The other day, I tried to turn on Mickey Mouse for my kids to watch. The computer searched for a bit and kicked me back to the main menu. Weird, I thought. I started it again when, out of the blue, Erin says, “Hey, Mommy, are you gonna cry out loud now?”

It took me a second and then it hit me. I say it all the time — “for crying out loud!” It means “Why won’t this thing just work, dangit, I’ve already tried it multiple times!” And it’s usually accompanied by a particularly unladylike (and un Christ-like) “grrrrrr” sound. So when Mickey had to be restarted, Erin very innocently wanted to know if I would be crying out loud this time. 

Ouch.

See, I know I’m an easily frustrated person. When things don’t go my way or when someone makes my life harder (which happens a lot with 3 toddlers in the house), I get huffy. Even angry. It’s not something I’m proud of. It’s a part of my personality that I’ve excused for years. And now, suddenly, my twins are 3, and I’m faced with the reality that my quick-anger, easily-frustrated, sharp-tongued, impatient reactions to everything (no matter how big or inconsequential) are teaching my kids something. 

Like when I ask where she put some little nothing and her first reaction is “I’m sorry, Mommy.” As if she has to apologize immediately…apparently to smooth out any chance that I may “cry out loud” at her because she didn’t have it.

Ouch. 

 

So, I’ve been trying to do some honest assessment…What are my kids learning from me?

Are they learning to judge people as somehow “less” because they don’t look like we do, don’t have what we have, don’t live like we live? Because that’s what I do.

Are they learning to get angry when things don’t go their way? Because that’s what I do.

Are they learning to yell at people while we’re driving, critiquing them and calling them names, because “well, they can’t hear my venting so it’s okay”? Because that’s what I do and think. 

Are they learning to only give to those people to whom it’s easy to give? Because that’s how I do it.

Are they learning to demand their own way, as fast as it can be handed to them? Because that’s how I function. 

 

And I also wondered…what could I be teaching my kids?

What if they saw me reading my Bible and praying as much in a day as I’m on the phone or computer? Would they absorb that as efficiently as they’ve picked up my lessons on “how to use social media”?

What if they saw me reach out to the unlovable neighbors, on purpose, because those are the people Jesus would reach out to?

What if I showed them that all people, even the ones who can’t hear what I’m saying, deserve to be respected and shown God’s love?

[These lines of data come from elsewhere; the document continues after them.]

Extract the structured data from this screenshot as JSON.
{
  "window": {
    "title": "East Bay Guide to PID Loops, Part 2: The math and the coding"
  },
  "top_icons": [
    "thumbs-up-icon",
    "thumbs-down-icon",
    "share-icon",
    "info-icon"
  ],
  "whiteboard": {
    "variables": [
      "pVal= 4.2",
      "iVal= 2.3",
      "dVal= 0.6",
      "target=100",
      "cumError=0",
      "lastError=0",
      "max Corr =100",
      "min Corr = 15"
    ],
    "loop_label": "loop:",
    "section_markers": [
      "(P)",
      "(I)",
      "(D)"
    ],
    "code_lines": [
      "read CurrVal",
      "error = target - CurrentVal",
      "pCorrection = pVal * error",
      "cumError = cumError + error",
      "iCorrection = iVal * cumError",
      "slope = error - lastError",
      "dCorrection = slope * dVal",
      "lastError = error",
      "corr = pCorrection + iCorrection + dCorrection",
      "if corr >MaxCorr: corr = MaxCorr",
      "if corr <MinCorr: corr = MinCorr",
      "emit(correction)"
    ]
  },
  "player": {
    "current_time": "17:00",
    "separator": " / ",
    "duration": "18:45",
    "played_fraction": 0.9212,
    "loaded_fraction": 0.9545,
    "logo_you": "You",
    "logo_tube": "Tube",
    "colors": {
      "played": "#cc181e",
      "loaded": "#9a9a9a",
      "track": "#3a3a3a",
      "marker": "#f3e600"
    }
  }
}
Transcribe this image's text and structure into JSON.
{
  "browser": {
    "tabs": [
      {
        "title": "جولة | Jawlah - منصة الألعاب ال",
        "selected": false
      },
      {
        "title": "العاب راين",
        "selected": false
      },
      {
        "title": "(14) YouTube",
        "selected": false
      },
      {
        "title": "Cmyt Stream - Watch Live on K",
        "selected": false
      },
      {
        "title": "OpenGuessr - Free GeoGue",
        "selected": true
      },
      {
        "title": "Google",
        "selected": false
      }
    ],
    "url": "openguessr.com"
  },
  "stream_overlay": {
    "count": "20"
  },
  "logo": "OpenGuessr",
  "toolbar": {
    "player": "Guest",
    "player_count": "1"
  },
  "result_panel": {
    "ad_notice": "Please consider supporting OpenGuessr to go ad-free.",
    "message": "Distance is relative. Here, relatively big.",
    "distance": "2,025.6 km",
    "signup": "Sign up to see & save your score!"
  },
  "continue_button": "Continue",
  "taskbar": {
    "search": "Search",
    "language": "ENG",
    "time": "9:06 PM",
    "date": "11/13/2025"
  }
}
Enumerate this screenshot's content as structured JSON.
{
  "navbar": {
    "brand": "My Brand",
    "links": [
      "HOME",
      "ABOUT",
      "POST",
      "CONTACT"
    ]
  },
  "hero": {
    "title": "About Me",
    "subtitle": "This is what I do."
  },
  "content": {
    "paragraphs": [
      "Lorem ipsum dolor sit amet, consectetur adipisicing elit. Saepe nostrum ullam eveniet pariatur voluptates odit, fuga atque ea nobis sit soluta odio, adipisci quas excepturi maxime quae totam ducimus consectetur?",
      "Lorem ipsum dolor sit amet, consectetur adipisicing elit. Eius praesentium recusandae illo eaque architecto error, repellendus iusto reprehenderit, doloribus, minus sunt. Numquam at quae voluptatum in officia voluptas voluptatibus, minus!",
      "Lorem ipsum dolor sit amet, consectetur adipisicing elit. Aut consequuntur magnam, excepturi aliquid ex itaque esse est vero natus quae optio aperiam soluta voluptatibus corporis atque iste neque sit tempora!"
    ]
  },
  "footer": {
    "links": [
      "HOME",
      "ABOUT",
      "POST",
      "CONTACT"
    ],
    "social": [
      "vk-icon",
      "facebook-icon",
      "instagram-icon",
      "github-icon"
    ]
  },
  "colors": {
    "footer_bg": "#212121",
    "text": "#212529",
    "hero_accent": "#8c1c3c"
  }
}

What if I spoke to them with grace instead of frustration, with patience instead of anger, with love instead of accusations?

 

I’ve often heard it said that God uses our kids to mold us as much as He uses us to mold them. And of course, it’s true. But to be honest, the reality that what I’m doing has a much greater impact on my kids than what I say to them has hit me hard recently. It’s a brutal truth, but I’m glad to see it now, instead of realizing it when they’re teenagers. And I’m glad that God intervenes, using us in spite of our brokenness to grow our kids into who He wants them to be, if both we and they will let Him. 

Of course, I definitely need to cry out loud less often. I probably need to talk on the phone less often, too. And a lot of other things as well. One day, I’d love to have that “gentle and quiet spirit” Peter talks about. I don’t have it. Not yet. But thankfully, I do have the Spirit of gentleness and peace…so there is hope for me yet. There is hope that I won’t completely screw my kids up. That the lessons Erin (and Alex and Megan) take away from our years together will be greater than how to use the phone and get frustrated over nothing. Because I can always start over today, turning back to him for guidance and wisdom and strength to live this life IN Him.

Which is, I’d guess, exactly what He was intending all along.